Elizabeth Loftus used Clinton as an example in a lecture where she recounted lots of other juicy info about memory. Here are some tidbits:
  • There is no evidence for "repressed memories" as popularly understood.
  • Researchers have been able to "encourage" people to remember childhood incidents like getting lost in the mall or getting sick after eating an egg salad sandwich--that never happened.
  • People can convincingly recount their memories of seeing Bugs Bunny at Disneyland, after reading a key piece of bogus advertising as a seed for the impossible memory. (They don't have Bugs at Disneyland, as you probably know.)
  • That false memory of the egg salad sandwich made those who were susceptible to the memory less likely to eat egg salad sandwiches up to four months later.
  • False positive memories about asparagus made people more likely to claim they would order asparagus at a fancy restaurant.
Isn't it crazy how changeable our memories are? I recounted the following information to a colleague. A few days later she included the material in a training exercise and got all the numbers wrong. Apparently, our memories about memory research is also susceptible to corruption. (Hence this post.) Ginger Campbell is summarizing the research presented in the book "On Being Certain" by Robert Burton. Here is an excerpt that will probably surprise you. Emphasis mine.

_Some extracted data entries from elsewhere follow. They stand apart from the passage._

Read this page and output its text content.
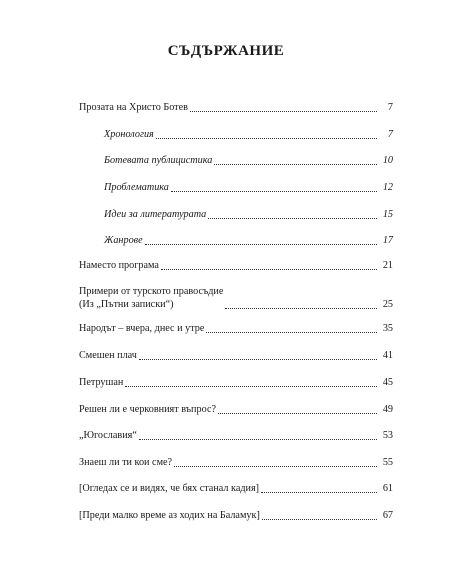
СЪДЪРЖАНИЕ
Прозата на Христо Ботев	7
Хронология	7
Ботевата публицистика	10
Проблематика	12
Идеи за литературата	15
Жанрове	17
Наместо програма	21
Примери от турското правосъдие
(Из „Пътни записки“)	25
Народът – вчера, днес и утре	35
Смешен плач	41
Петрушан	45
Решен ли е черковният въпрос?	49
„Югославия“	53
Знаеш ли ти кои сме?	55
[Огледах се и видях, че бях станал кадия]	61
[Преди малко време аз ходих на Баламук]	67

So within a day of the Challenger explosion he interviewed 106 students and he had them write down exactly how they heard about it, where they were, what they were doing, and how they felt. Two and a half years later, he interviewed them again and he found that for 25% of them their second account was significantly different from their original journal entries. In fact, more than half the people had some degree of error and less than 10% gave all the details exactly the same as they had originally.

Even so, before they saw their original journals, most of them were certain that their memories were absolutely correct. In fact many of them, when confronted with what they had originally wrote down, still had a high degree of confidence in their false recollections- even when faced with journals in their own handwriting, because they just felt that their current memories were correct. In fact, there was one student who said, "That's my handwriting but that's not what happened."
The moral of this story? Give people the benefit of the doubt and trust their sincerity until you have solid reason to believe otherwise. Thanks for the lesson, Secretary Clinton.

Friday, October 09, 2009

A Few Nobel Suggestions

The game is over for this year's Nobel Peace Prize competition. President Obama beat out contenders like Piedad Cordoba (Colombian senator that has helped free hostages), Prince Ghazi bin Muhammad (Jordanian professor who has fostered interfaith tolerance and dialog), Sima Samar (Afghan human rights activists), and 202 other nominees.

If the prize committee isn't aware of enough people with previous accomplishments, perhaps I can name a few for their consideration for next year. This list is just off the top of my head; surely with a little pondering you can augment the list with other worthies.

  • Bill Clinton. He didn't do so well as president, but since then he seems to be working hard with his Clinton Global Initiative. I'll bet there are a raft of accomplishments there we can cite in the nomination letter.
  • Bono. He's invested his fame heavily into promoting good causes.
  • Bill and Melinda Gates. Their work against malaria has been particularly noteworthy.
  • WWII veterans. Go with the large group concept that Time pioneered with their Person of the Year award in 2006. These soldiers sacrificed a lot to bring peace to the world. Sure it hasn't been perfect, but it was no small thing. Before the rest of them die off, let's give them this final honor.
  • Napoleon Dzombe. Yeah, you've never heard of him, but the stuff he's accomplished is remarkable.
  • George W. Bush. Love him or hate him, you can't deny that having Saddam off the world stage is a good step in the cause of peace.
  • Margaret Thatcher. Her health is failing, but she is the last of the trio, including Ronald Reagan and John Paul II, who did so much to resist the march of communism and help bring it down.
If none of those are good enough, and you need something more aspirational, perhaps you can select my kids. They bring such a huge smile to my face that perhaps they could bring world peace if I just shared them with the world.